DOMENICO PELLEGRINO
(Reggio Calabria, 1873 - dokumentiert bis 1940)
Büste von Mussolini, 1934
Bronze, Höhe 63 cm, Sockel 63x38 cm
Signiert und datiert auf der rechten Seite "Pellegrino/1934"
Stempel Fonderie Artistiche Laganà, Neapel
Domenico Pellegrino war in Neapel an der Seite des Bildhauers Francesco Jerace an der plastischen Dekoration der Fassade des Doms und an der bildhauerischen Gestaltung des Atriums des Palazzo der Universität Federico II. tätig. Im Park der Villa Comunale in Neapel befindet sich die Marmorbüste von Luigi Settembrini aus dem Jahr 1920; 1925 schuf er in Reggio Calabria das Denkmal für Biagio Cavagna; 1926 schuf er in Marano di Napoli das Denkmal für die Gefallenen des Ersten Weltkriegs; 1930 ist er in Reggio Calabria dokumentiert, wo er das Denkmal Fante ausführte.

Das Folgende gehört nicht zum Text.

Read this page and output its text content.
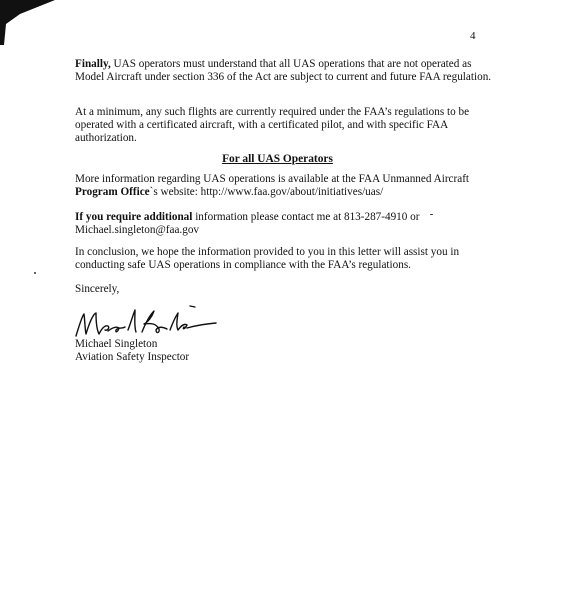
4

Finally, UAS operators must understand that all UAS operations that are not operated as Model Aircraft under section 336 of the Act are subject to current and future FAA regulation.

At a minimum, any such flights are currently required under the FAA’s regulations to be operated with a certificated aircraft, with a certificated pilot, and with specific FAA authorization.

For all UAS Operators

More information regarding UAS operations is available at the FAA Unmanned Aircraft Program Office`s website: http://www.faa.gov/about/initiatives/uas/

If you require additional information please contact me at 813-287-4910 or Michael.singleton@faa.gov

In conclusion, we hope the information provided to you in this letter will assist you in conducting safe UAS operations in compliance with the FAA’s regulations.

Sincerely,

Michael Singleton
Aviation Safety Inspector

In unserer Büste, die in der Zeit der größten Popularität Mussolinis entstand, stellt Pellegrino, im Gegensatz zu dem Werk von Adolfo Wildt aus dem Jahr 1923, in dem der Meister den Diktator als eine Art römischen Kaiser darstellt, streng und wachsam, mit einer gerunzelten Stirn, die mit einem Band geschmückt ist, das seine Gelassenheit bekräftigt und der Figur des Dux Weisheit verleiht, das Wildt-Schema neu dar, indem er es von idealisierenden Interpretationen befreit und stattdessen die physische und psychische Kraft betont, die die Figur gegenüber dem Volk erlangt hatte. Die Figur ist gefasst, unbeweglich, unverwundbar; sie scheint nichts zu fürchten.